Primeiramente, é importante ressaltar que não existe solução rápida e fácil. Identificar o problema já exige uma alta dose de reflexão e entendimento de como a sociedade está construída e baseada em fortes e históricos processos de exclusão da mulher como personagem protagonista e digna de reconhecimento. Por isso, é preciso que tanto homens quanto mulheres compreendam seus papéis e revejam suas atitudes.

Aos homens, cabe a tarefa de compreender posturas e ações tanto dentro do ambiente de trabalho quanto fora. Um exemplo é ajudando a erradicar os comportamentos tóxicos de amigos e colegas de trabalho. Às mulheres, o que vale é buscar entender que o sentimento de não-pertencimento a uma área de estudo ou trabalho não é nada além de uma imposição social injusta. Formar coletivos para desenvolver projetos de acolhimento, incentivo e propagação sobre Ciência e Tecnologia é uma das melhores maneiras de começar.

Além disso, os pais devem suscitar e estimular a curiosidade das meninas para as ciências e matemática, através de inúmeras tarefas lúdicas e até mesmo com brinquedos e conteúdos educativos. Os professores devem sempre reforçar a confiança das alunas e tratá-las da mesma forma que os meninos, ao invés de separar atividades de “menino” e de “menina”.

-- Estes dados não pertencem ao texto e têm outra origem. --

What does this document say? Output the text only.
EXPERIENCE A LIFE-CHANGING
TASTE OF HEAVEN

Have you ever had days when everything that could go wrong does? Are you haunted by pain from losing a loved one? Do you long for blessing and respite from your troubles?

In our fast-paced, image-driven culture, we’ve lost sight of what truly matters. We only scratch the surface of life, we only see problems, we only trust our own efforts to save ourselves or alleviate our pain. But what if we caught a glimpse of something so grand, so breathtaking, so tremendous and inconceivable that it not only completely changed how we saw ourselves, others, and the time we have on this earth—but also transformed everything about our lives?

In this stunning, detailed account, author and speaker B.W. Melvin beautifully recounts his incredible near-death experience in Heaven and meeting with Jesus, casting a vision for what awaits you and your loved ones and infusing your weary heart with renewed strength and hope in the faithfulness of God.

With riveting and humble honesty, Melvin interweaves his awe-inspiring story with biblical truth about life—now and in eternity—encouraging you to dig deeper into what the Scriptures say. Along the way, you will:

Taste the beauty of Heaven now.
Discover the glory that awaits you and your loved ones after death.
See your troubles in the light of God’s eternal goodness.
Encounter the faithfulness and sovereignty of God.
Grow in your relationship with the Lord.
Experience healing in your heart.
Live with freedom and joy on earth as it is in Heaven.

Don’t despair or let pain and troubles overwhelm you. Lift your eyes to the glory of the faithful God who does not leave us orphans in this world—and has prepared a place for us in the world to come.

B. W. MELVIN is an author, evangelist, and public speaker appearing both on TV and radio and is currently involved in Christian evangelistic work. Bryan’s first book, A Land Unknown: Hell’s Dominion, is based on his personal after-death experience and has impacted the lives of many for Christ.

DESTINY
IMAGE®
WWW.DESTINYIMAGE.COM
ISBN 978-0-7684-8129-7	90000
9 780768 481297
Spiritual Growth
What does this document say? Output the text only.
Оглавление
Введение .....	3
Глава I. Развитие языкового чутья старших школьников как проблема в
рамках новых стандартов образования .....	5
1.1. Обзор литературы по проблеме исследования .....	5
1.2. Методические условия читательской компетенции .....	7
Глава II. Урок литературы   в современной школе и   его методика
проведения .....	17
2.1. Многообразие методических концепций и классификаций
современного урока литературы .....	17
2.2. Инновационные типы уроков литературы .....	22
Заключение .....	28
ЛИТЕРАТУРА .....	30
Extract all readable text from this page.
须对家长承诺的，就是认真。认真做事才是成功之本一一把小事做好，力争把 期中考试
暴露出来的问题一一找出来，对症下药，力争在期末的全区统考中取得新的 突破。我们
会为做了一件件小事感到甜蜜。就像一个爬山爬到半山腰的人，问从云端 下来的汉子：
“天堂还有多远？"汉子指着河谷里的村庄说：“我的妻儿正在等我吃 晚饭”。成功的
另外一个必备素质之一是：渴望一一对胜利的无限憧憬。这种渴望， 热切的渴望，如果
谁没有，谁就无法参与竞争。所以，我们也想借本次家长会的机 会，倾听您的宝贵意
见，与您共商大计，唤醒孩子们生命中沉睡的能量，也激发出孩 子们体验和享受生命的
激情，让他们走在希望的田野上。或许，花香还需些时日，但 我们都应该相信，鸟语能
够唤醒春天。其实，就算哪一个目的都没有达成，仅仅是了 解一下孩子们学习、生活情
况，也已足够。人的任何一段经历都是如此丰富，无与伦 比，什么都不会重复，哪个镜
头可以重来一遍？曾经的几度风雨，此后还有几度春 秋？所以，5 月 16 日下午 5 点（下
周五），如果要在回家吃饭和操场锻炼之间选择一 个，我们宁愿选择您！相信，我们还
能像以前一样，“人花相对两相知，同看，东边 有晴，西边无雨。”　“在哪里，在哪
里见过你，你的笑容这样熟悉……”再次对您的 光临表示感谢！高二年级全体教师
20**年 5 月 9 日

Tudo isso leva tempo, exige esforço e dedicação pessoal, mas cada pequena mudança de atitude conta muito para que as mudanças sejam efetivas e duradouras. Não é fácil mudar séculos de ideias profundamente enraizadas. Aos poucos, vamos trabalhando para desconstruí-las e, dessa forma, não só as IAs, mas também a nossa sociedade, evoluem e melhoram como um todo, criando um ambiente mais justo e igualitário para todos.